[GH-ISSUE #19423] issue: Embedding regression #57538

Closed
opened 2026-05-05 21:04:35 -05:00 by GiteaMirror · 1 comment
Owner

Originally created by @scheatkode on GitHub (Nov 24, 2025).
Original GitHub issue: https://github.com/open-webui/open-webui/issues/19423

Check Existing Issues

  • I have searched for any existing and/or related issues.
  • I have searched for any existing and/or related discussions.
  • I have also searched in the CLOSED issues AND CLOSED discussions and found no related items (your issue might already be addressed on the development branch!).
  • I am using the latest version of Open WebUI.

Installation Method

Docker

Open WebUI Version

v0.6.38

Ollama Version (if applicable)

N/A

Operating System

Arch Linux

Browser (if applicable)

Librewolf

Confirmation

  • I have read and followed all instructions in README.md.
  • I am using the latest version of both Open WebUI and Ollama.
  • I have included the browser console logs.
  • I have included the Docker container logs.
  • I have provided every relevant configuration, setting, and environment variable used in my setup.
  • I have clearly listed every relevant configuration, custom setting, environment variable, and command-line option that influences my setup (such as Docker Compose overrides, .env values, browser settings, authentication configurations, etc).
  • I have documented step-by-step reproduction instructions that are precise, sequential, and leave nothing to interpretation.
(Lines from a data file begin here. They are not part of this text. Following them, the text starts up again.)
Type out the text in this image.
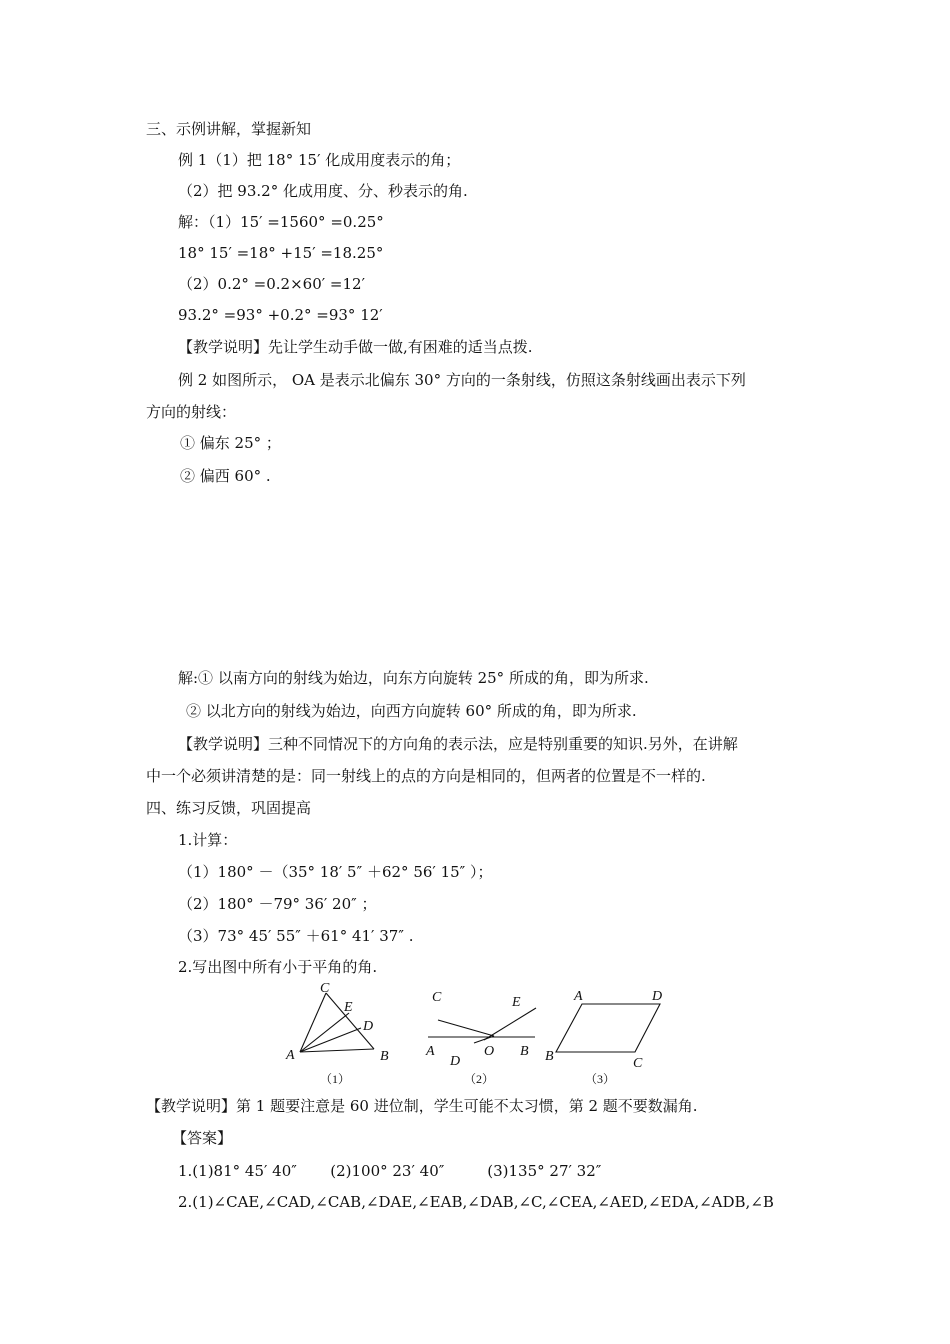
三、示例讲解，掌握新知
例 1（1）把 18° 15′ 化成用度表示的角；
（2）把 93.2° 化成用度、分、秒表示的角.
解：（1）15′ =1560° =0.25°
18° 15′ =18° +15′ =18.25°
（2）0.2° =0.2×60′ =12′
93.2° =93° +0.2° =93° 12′
【教学说明】先让学生动手做一做,有困难的适当点拨.
例 2 如图所示， OA 是表示北偏东 30° 方向的一条射线，仿照这条射线画出表示下列
方向的射线：
① 偏东 25° ；
② 偏西 60° .
解:① 以南方向的射线为始边，向东方向旋转 25° 所成的角，即为所求.
② 以北方向的射线为始边，向西方向旋转 60° 所成的角，即为所求.
【教学说明】三种不同情况下的方向角的表示法，应是特别重要的知识.另外，在讲解
中一个必须讲清楚的是：同一射线上的点的方向是相同的，但两者的位置是不一样的.
四、练习反馈，巩固提高
1.计算：
（1）180° －（35° 18′ 5″ ＋62° 56′ 15″ ）；
（2）180° －79° 36′ 20″ ；
（3）73° 45′ 55″ ＋61° 41′ 37″ .
2.写出图中所有小于平角的角.
C
E
D
A	B
（1）
C	E
A	O B
D
（2）
A	D
B	C
（3）
【教学说明】第 1 题要注意是 60 进位制，学生可能不太习惯，第 2 题不要数漏角.
【答案】
1.(1)81° 45′ 40″       (2)100° 23′ 40″         (3)135° 27′ 32″
2.(1)∠CAE,∠CAD,∠CAB,∠DAE,∠EAB,∠DAB,∠C,∠CEA,∠AED,∠EDA,∠ADB,∠B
My steps:
  • Start with the initial platform/version/OS and dependencies used,
  • Specify exact install/launch/configure commands,
  • List URLs visited, user input (incl. example values/emails/passwords if needed),
  • Describe all options and toggles enabled or changed,
  • Include any files or environmental changes,
  • Identify the expected and actual result at each stage,
  • Ensure any reasonably skilled user can follow and hit the same issue.

Expected Behavior

Embedding works.

Actual Behavior

Embedding doesn't work, we get a IndexError: list index out of range because the embedding process isn't handling 429 Too Many Requests gracefully with exponential backoff or otherwise; therefore the embeddings list doesn't hold enough items.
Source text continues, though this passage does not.